La petite librairie du Cours Julien
Mardi 12/05/2009 | Posté par Julie Chaudier (EJCM)
Gérard Pio pourrait tenir un siège. Il vend des bouquins d’occasion. Gare aux clients qui cherchent à lui refiler de la marchandise avariée !
Sous les tréteaux d’un échafaudage, l’entrée d’une échoppe, dissimulée : «Librairie du Cours Julien». Il ne fait guère plus chaud à l’intérieur qu’à l’extérieur. La lumière jaune éclaire les livres jaunes. Gérard Pio y vend des livres d’occasion. Atmosphère feutrée, studieuse. Envie de lever les talons quand on marche pour être plus discret. Inutile, le sol est largement couvert de moquette. Dans les profondeurs de l’antre, il redevient brut : la pierre et parfois sous les grandes étagères en bois de lourds tapis. Un paradis pour rats de bibliothèque.
Il ne faut pas s’y tromper. Ici, il s’agit bien de vendre des livres d’occasion et non de «livres anciens». «Lorsque quelqu’un parle de me vendre des livres anciens, je sais qu’il a des livres tout escagassés, abimés», explique Gérard, qui a appris à déceler les hypocrisies. Tiens, un client entre dans la boutique, il vient vendre ses livres… «Avec ma femme nous sommes installés depuis cinq ans à Marseille et l’on vient seulement de déballer nos derniers cartons !» Ensemble, ils ont vadrouillé de par le monde et aujourd’hui, malgré leur immense bibliothèque, certains livres ne trouveront pas leur place chez eux.
«J’ai des livres à vous vendre !», dit-il en posant sur le bureau de bois un sac en papier bourré de bouquins. D’une main distraite, Gérard saisit les trois premiers et les jette sans plus de ménagement. «Ça ne m’intéresse pas. Non.» Une fois le client-vendeur sorti, il éructe : «Vous avez vu ces poubelles ! Même Emmaüs les aurait jetées !» Il est blessé : lui présenter des livres aux pages cornées, pliées, c’est lui manquer de respect.
Ni livres rares, ni loques effeuillées, l’homme vend les livres encore en bon état, oubliés dans les placards des familles. «Quand vous allez dans les librairies de neuf aujourd’hui, comme à la FNAC par exemple, vous ne trouvez que les nouveautés», regrette Gérard. Voilà un autre client : «Je cherche tous les livres sur l’Algérie. J’y suis né», dit-il tout bas, accroupi, contorsionné pour lire les titres sur tranche des livres du rayon du bas. «La dernière fois, ajoute-t-il, j’ai trouvé dans cette collection un livre sur l’église ou je suis né.» Quelques minutes plus tard, il s’approche du bureau de bois qui sert de comptoir un livre à la main : «Je l’achète.»
La petite librairie vend aussi des livres que toutes les éditions ou presque éditent encore.

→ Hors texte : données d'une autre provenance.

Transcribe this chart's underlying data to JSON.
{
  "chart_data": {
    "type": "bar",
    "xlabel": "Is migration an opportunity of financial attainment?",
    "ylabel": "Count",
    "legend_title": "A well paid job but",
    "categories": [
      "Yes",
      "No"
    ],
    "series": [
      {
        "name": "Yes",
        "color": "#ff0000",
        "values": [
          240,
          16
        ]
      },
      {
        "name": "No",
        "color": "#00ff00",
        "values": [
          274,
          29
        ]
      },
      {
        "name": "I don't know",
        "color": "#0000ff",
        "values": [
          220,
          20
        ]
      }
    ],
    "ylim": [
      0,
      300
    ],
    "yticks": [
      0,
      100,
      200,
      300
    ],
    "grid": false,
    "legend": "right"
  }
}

Dans ce cas-là, ce sont les prix bas qui attirent les clients. «Pour le montant d’un seul livre dans une librairie traditionnelle, les clients peuvent repartir avec plusieurs», explique le libraire. Un étudiant en esthétique au Conservatoire nationale de musique de Paris est un de ces affamés de lecture. Il revient à Marseille voir ses anciens professeurs du conservatoire, situé une centaine de mètre plus bas, à côté du lycée Thiers. «Je suis venu avec la liste de Raymond Queneau : les 100 livres qu’il faut avoir lus. Je cherche ceux que je n’ai pas encore», raconte-t-il en désignant sur sa feuille les titres entourés au crayon à papier. «J’ai déjà dépensé beaucoup d’argent ici ! Je préfère ce genre de boutique plus intimiste, avec une atmosphère particulière.»
A bien y regarder, le propriétaire des lieux a tout du garnement. Au milieu de la boutique, sur un meuble, deux flèches ont été scotchées dos-à-dos : «Ici» indique l’une, «Là-bas», indique l’autre. Plus loin, une grande affiche a été suspendue. Une jeune femme en tenue d’Eve lascivement allongée sur une plage dit : «Et voilà, à cause de la crise financière, je me retrouve complètement à poil !», «Et moi je dis : vive la crise !», ajoute un petit personnage. La crise économique préoccupe peu Gérard Pio : «Avec ce métier, on ne peut pas devenir milliardaire, mais on peut au moins joindre les deux bouts.»